Education was not just a social service; it was an economic and business operation that directly engaged and supported over a million people. The point that learning meant livelihood for the private schools was lost, even among government officials. The President and assorted legislators were more concerned that these schools make their fees more affordable to their students by postponing tuition increases and accepting partial payments. Why?
Because the private sector accounts for only 15 percent of the basic education enrollment of about 28 million. It still held 54 percent of the higher education market, which covered, however, a much smaller number of around 3 million students. Down from its peak of 80 percent, the private school share, even before COVID-19, had been projected to decrease next schoolyear because of free tuition in state universities and colleges (SUCs). Learning can thus continue outside the private school sector.

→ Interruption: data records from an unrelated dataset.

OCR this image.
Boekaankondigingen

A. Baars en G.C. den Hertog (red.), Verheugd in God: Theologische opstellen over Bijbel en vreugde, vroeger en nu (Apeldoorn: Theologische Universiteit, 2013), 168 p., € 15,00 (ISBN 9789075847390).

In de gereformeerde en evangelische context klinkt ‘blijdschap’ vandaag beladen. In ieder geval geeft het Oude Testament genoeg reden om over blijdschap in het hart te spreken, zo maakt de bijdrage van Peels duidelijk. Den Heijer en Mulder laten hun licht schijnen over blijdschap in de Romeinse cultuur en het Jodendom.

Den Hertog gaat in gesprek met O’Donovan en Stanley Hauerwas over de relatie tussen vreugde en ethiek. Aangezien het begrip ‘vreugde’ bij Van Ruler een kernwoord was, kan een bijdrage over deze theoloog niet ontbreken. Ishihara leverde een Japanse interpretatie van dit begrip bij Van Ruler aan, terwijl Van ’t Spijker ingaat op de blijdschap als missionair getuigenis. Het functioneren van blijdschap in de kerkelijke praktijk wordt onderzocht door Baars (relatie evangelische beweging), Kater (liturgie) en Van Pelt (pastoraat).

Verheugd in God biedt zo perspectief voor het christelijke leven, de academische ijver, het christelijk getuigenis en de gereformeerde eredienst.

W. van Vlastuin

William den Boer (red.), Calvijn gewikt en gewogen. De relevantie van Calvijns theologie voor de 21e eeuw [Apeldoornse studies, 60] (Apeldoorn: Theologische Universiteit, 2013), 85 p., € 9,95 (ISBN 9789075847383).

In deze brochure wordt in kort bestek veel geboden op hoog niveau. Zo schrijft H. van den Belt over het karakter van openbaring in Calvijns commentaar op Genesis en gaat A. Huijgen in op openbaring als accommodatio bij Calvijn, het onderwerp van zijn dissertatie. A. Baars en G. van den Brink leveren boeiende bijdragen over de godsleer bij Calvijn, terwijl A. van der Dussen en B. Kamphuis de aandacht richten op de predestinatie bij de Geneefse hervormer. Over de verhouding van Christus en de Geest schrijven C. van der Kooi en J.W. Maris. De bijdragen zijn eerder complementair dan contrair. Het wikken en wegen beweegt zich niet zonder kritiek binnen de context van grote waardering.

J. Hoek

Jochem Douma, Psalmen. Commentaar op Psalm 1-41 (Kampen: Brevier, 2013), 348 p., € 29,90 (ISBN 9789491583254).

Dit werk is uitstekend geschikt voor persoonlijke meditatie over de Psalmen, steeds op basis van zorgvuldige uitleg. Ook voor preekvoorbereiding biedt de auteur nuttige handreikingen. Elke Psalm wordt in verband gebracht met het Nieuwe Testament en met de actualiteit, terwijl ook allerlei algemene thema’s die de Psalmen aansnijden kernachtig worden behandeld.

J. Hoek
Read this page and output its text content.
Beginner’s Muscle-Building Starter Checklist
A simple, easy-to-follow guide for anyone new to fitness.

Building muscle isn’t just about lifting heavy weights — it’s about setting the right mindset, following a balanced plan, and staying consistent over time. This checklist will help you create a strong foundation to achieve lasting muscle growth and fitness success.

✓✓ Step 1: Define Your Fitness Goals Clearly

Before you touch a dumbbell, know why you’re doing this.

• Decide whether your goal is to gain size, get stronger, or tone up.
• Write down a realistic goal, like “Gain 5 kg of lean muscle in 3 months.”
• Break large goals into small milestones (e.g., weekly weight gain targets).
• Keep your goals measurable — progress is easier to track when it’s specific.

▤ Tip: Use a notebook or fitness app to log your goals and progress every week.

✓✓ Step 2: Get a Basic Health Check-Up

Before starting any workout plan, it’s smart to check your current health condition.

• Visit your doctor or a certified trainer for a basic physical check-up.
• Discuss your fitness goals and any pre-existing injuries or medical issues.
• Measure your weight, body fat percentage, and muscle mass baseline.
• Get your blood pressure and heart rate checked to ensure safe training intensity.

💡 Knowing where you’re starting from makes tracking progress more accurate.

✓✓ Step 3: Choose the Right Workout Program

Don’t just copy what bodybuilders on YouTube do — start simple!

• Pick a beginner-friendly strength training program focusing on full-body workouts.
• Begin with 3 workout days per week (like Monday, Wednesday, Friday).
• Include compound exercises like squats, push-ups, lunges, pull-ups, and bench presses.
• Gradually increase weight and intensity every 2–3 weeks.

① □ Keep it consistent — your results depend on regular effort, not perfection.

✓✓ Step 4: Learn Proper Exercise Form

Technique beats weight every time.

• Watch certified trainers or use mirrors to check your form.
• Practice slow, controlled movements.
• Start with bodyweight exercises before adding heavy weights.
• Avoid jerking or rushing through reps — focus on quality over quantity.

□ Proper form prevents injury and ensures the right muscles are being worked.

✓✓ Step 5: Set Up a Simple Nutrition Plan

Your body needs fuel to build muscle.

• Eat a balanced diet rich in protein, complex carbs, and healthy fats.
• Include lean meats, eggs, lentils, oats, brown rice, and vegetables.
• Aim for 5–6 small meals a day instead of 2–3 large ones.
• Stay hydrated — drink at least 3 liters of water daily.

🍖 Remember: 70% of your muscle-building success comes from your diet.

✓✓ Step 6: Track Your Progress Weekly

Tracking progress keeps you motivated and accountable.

For personnel in state-supported schools, livelihood did not require the resumption of classes. They lose no income waiting for a January 2021 school reopening and gain more time, as the Teachers’ Dignity Coalition pointed out, to address issues critical to the implementation of the new blended learning strategy, including connectivity, curricular content, and teacher training.
But the pay of their colleagues in private schools depended on tuition income from students returning to classes. Education delivered a critical social service; it was also an economic and business operation that must earn revenue to support the salaries of over a million people. Without government assistance, many such schools would collapse, with long-term repercussions on education access and quality.
Bayanihan Act 2 allocates P3 billion for SUCs and P1 billion for the Technical Education and Skills Development Authority, as well as P50 billion for relending to micro, small, and medium enterprises. Private schools with proven performance records deserve comparable institutional support.
Edilberto C. de Jesus is professor emeritus at the Asian Institute of Management.